Charley Ewart

Personal information
- Born: October 10, 1915 Lynn, Massachusetts, U.S.
- Died: April 30, 1990 (aged 74) Elk Grove, Illinois, U.S.

Career information
- College: Yale

Career history
- Philadelphia Eagles (1946–1948) Backfield coach; Philadelphia Eagles (1948) General manager; New York Bulldogs (1949) Head coach;

Head coaching record
- Career: 1–10–1 (.125)
- Coaching profile at Pro Football Reference
- Executive profile at Pro Football Reference

= Charley Ewart =

American football player and coach (1915–1990)

Charles Ewart (October 10, 1915 — April 30, 1990) was the head coach for the New York Bulldogs in the 1949 NFL season. Before the Bulldogs, Ewart was a backfield coach for the Philadelphia Eagles in 1946 and promoted to general manager for the Eagles in 1948. Outside of the National Football League, Ewart was an FBI agent during World War II and the vice president of American Bakeries Company.

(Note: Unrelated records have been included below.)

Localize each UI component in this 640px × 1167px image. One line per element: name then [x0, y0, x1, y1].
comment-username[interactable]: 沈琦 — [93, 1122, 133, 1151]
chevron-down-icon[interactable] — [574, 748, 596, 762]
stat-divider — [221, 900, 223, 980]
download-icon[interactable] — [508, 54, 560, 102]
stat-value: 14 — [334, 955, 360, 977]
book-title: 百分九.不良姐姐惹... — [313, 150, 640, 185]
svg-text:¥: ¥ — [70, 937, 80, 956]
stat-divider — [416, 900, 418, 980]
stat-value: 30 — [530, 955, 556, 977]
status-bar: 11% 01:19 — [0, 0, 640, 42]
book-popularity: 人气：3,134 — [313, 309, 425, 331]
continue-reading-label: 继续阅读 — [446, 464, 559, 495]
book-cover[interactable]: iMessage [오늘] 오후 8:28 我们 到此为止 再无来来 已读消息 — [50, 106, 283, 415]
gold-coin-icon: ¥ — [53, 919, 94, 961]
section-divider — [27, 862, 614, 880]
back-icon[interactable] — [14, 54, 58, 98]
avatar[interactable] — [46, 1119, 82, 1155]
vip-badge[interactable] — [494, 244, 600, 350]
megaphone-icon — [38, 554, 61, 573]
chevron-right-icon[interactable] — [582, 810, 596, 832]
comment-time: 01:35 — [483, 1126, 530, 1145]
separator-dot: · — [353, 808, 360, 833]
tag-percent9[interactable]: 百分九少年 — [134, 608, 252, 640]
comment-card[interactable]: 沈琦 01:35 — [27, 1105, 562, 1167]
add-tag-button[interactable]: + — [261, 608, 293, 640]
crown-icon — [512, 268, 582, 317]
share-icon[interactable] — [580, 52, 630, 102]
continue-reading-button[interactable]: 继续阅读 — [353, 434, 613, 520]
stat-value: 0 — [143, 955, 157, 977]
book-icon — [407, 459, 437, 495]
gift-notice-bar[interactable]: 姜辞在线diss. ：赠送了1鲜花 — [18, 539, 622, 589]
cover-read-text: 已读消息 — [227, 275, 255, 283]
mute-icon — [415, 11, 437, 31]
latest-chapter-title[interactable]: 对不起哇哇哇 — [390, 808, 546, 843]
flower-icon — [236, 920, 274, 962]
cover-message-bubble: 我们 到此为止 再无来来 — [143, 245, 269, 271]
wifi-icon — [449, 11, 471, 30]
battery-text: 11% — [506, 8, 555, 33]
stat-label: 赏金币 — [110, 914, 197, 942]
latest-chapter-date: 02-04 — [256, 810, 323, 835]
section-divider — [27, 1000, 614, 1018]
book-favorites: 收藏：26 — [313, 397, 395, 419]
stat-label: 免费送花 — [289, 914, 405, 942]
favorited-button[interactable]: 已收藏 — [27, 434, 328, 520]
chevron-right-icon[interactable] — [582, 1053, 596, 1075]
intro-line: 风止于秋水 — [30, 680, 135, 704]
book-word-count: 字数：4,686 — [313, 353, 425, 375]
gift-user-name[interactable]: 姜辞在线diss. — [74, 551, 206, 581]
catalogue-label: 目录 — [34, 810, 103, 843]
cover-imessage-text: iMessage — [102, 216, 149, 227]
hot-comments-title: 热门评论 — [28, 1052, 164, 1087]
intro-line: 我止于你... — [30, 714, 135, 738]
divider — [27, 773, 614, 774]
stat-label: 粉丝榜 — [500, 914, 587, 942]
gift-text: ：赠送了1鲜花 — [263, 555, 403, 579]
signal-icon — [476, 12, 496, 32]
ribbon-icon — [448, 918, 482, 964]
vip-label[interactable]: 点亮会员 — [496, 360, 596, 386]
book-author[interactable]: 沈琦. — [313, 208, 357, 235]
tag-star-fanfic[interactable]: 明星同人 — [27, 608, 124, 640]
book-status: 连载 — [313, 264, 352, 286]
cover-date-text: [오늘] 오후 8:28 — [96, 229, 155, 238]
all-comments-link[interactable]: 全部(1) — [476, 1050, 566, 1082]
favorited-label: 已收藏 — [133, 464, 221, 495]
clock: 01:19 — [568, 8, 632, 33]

==Early life and education==
Ewart was born on October 10, 1915, in Lynn, Massachusetts. He graduated from Yale University with a bachelor's degree and master's degree in the arts.

==Career==
Ewart began his American football career as a college football quarterback for Yale from 1935 to 1937. After college, he continued to work in college football as a backfield coach for Wesleyan University in 1940 and Dartmouth College the following year. In 1946, Ewart began working in the National Football League as a backfield coach for the Philadelphia Eagles. Ewart was promoted to general manager for the Eagles in 1948. After the Eagles won the 1948 NFL Championship Game, Ewart became the youngest general manager to win an NFL Championship.

The next year, he became the head coach of the New York Bulldogs in the 1949 NFL season. After the end of the season, Ewart resigned from the Bulldogs with 1 win, 10 losses and 1 tie. Outside of sports, Ewart was an FBI agent in World War II as a part of the Manhattan Project. At the end of his career, Ewart worked in the food industry as the vice president of American Bakeries Company and director of marketing for General Foods.

==Death==
Ewart died on April 30, 1990 in Elk Grove, Illinois.